Lo guardo e penso che anche quest’angoscia di poter morire e lasciarlo solo deve essere comune a tutti i genitori, forse specialmente a quelli non più giovanissimi che hanno figli ancora piccoli, però devo stare attenta, perché rischio di lasciarla trapelare e fargliela respirare, come un virus malefico che può infiltrarsi ed avvelenare ogni momento di serenità e di gioia.
Dopo averlo asciugato torniamo lentamente a casa, assorti ognuno nelle nostre riflessioni. Lui cammina come sempre al ritmo dei suoi pensieri e posso intuire dalla sua andatura la serenità o la turbolenza delle fantasticherie su cui è concentrato: di solito quando, come adesso, è stanco, cammina lentamente, raccolto in se stesso. Talvolta però all’improvviso nel suo incedere lento avviene una fulminea accelerazione, l’espressione degli occhi cambia, diviene più vivace, il viso accenna a un sorriso divertito e comincia a camminare così insolitamente in fretta che quasi fatico a stargli dietro: devo accelerare il passo per inseguire il corso diverso che hanno preso i suoi pensieri. Ecco che anche adesso succede, chissà cosa sta immaginando, forse una scena comica, o forse di lotta, un combattimento in cui sta sfidando un Pokemon o dando la caccia ad un feroce squalo, oppure è in mezzo a una foresta alle prese con la malvagia tigre dai denti a sciabola. Può darsi che invece sia su una nave che solca l’oceano, o in un misterioso laboratorio in cui sta escogitando un metodo per sottrarre una pericolosissima pozione a inventori e scienziati malvagi. Chissà in quale complicata missione è coinvolto in questo momento.

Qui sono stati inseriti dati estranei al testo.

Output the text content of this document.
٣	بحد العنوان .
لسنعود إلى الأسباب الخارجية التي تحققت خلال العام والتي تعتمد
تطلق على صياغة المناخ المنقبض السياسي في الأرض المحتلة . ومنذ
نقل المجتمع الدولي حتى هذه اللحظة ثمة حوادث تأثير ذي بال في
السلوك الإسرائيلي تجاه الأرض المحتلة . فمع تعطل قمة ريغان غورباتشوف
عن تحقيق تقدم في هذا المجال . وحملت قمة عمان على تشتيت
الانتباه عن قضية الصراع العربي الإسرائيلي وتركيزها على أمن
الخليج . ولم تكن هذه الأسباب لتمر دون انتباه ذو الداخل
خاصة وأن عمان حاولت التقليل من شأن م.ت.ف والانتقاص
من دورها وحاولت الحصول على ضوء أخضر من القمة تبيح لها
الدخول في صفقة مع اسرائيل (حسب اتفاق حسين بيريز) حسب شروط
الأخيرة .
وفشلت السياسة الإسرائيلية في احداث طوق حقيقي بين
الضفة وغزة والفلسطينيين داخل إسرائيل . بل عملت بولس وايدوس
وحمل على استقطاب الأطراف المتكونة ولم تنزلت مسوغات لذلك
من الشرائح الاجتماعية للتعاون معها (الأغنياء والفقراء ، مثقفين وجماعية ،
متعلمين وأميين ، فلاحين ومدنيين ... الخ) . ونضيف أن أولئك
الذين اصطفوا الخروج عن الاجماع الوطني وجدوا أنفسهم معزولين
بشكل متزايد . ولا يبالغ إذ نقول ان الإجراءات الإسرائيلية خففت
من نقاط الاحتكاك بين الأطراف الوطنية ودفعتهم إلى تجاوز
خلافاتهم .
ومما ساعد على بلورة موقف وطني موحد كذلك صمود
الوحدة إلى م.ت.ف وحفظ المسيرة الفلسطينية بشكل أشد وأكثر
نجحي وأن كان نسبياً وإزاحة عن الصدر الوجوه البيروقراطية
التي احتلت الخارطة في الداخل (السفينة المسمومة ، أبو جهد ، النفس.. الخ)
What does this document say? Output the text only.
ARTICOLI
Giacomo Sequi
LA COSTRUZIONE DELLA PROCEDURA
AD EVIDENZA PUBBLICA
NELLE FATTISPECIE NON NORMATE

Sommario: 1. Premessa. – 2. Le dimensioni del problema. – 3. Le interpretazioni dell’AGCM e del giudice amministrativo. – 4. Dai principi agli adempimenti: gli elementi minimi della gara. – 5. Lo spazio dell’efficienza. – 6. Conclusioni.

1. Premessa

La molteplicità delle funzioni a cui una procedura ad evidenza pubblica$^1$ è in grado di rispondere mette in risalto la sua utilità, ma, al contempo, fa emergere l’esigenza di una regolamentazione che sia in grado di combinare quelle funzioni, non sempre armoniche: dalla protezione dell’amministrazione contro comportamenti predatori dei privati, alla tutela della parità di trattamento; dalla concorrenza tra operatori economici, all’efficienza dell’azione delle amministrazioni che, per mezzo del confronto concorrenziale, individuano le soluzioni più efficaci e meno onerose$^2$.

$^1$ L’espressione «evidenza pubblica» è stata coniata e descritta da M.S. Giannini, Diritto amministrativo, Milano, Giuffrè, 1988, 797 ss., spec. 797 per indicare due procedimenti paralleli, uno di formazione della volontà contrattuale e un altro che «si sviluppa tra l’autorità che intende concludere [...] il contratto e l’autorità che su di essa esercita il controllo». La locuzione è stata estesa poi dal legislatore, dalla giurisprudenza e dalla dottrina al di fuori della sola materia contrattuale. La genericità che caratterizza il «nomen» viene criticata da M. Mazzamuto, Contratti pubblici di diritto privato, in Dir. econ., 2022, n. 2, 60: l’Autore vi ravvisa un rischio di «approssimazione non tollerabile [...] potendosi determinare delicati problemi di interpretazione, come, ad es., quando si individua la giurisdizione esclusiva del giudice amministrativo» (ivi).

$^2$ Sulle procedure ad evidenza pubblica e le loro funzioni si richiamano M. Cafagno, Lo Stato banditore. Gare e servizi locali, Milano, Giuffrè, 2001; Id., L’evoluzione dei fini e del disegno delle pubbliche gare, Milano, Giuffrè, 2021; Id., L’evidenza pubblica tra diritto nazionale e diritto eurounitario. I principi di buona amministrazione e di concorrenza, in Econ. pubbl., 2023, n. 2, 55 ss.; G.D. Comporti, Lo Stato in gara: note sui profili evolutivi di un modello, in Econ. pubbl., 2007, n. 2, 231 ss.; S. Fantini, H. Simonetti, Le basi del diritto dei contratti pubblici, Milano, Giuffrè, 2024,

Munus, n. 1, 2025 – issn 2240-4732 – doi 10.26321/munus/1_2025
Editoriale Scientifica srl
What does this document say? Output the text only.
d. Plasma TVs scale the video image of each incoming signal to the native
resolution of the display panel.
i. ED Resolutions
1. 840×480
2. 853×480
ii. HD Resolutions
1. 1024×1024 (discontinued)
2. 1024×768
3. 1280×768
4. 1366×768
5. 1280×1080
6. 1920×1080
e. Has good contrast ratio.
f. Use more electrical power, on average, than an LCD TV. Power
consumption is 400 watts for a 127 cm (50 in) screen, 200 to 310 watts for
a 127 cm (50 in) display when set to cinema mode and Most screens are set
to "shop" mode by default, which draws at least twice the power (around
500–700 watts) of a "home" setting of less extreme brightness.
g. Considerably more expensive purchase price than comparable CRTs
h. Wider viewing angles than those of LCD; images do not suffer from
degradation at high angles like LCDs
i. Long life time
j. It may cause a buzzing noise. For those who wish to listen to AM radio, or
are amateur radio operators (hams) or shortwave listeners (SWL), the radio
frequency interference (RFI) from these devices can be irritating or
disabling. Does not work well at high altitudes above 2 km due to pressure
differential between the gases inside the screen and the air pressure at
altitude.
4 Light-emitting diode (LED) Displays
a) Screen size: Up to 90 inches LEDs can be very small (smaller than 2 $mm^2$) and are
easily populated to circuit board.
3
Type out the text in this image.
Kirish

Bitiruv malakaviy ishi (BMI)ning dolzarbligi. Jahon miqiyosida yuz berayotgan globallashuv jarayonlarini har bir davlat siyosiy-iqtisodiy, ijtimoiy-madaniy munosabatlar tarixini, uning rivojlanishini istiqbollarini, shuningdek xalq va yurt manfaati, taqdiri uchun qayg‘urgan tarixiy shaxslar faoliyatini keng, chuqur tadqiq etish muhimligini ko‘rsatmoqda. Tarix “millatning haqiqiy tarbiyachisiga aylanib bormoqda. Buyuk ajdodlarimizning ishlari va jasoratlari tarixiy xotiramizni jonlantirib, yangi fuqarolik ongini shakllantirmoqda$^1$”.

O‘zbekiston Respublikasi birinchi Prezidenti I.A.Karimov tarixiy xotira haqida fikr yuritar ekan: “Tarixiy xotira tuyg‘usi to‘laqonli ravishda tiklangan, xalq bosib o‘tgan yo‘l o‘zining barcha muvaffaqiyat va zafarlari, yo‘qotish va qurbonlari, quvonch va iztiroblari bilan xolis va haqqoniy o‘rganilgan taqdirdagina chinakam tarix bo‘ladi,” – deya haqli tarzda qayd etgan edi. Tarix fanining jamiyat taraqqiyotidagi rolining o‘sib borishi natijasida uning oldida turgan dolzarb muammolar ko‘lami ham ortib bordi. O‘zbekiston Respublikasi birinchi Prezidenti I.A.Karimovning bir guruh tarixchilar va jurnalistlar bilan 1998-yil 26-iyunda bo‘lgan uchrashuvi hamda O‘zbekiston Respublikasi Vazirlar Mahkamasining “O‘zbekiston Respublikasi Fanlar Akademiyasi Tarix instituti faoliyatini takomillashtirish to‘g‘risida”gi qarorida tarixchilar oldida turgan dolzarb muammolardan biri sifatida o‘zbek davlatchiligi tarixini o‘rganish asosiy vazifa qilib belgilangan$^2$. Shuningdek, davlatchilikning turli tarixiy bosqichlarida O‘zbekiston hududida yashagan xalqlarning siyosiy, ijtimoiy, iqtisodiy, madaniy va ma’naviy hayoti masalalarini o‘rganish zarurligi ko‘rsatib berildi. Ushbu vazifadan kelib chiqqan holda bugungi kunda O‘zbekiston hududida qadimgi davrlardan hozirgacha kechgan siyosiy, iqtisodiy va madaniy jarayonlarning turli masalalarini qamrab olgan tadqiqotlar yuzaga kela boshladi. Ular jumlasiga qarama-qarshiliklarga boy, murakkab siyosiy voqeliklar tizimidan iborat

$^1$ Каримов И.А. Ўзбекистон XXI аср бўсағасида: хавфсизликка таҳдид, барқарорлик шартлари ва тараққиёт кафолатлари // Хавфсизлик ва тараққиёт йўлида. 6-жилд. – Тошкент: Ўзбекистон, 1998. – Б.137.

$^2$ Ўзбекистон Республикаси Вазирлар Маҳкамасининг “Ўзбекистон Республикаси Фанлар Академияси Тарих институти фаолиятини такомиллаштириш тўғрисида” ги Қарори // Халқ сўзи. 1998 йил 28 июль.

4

Il senso della vita, penso seguendolo con lo sguardo nella sua misteriosa avventura mentale, è in questa sintonia che avverto tra noi, in questo sentirmi in contatto con lui semplicemente guardandolo o camminandogli accanto.
Il senso della vita è in quello che riesco e riuscirò a trasmettergli di me, è nei ricordi che si ritroverà in futuro e per sempre.

Sono trascorsi vent’anni da allora e siamo ancora qui tutti e due: io non sono morta e lui non è scomparso tra le onde. E’ qui davanti a me stasera, come infinite altre volte, e lo guardo mentre parla. Ogni tanto mi stupisco ancora nel constatare che è diventato un uomo, anzi non riesco a considerarlo un uomo, mi rimane più facile dire che è un ragazzo, con ancora più riccioli neri, una “gran bella testa”, perché sta realizzando i suoi progetti ed è ricco di entusiasmo e di aspirazioni.
Lo ascolto e mi intenerisco, mi commuovo quasi, per l’amore che provo, ora come allora, e mi sento felice ed orgogliosa per come è diventato.
Mi domando quale parte abbia svolto io in questo processo e sarebbe impossibile rispondermi, ma quel che conta è che lui è qui a parlarmi di sé e che l’intesa e l’armonia sono le stesse di allora.
Il senso della vita è in questo momento in cui lo ascolto e immagino il suo futuro, sperando intensamente che accada come nei suoi giochi di bambino, in cui tutto finiva sempre bene.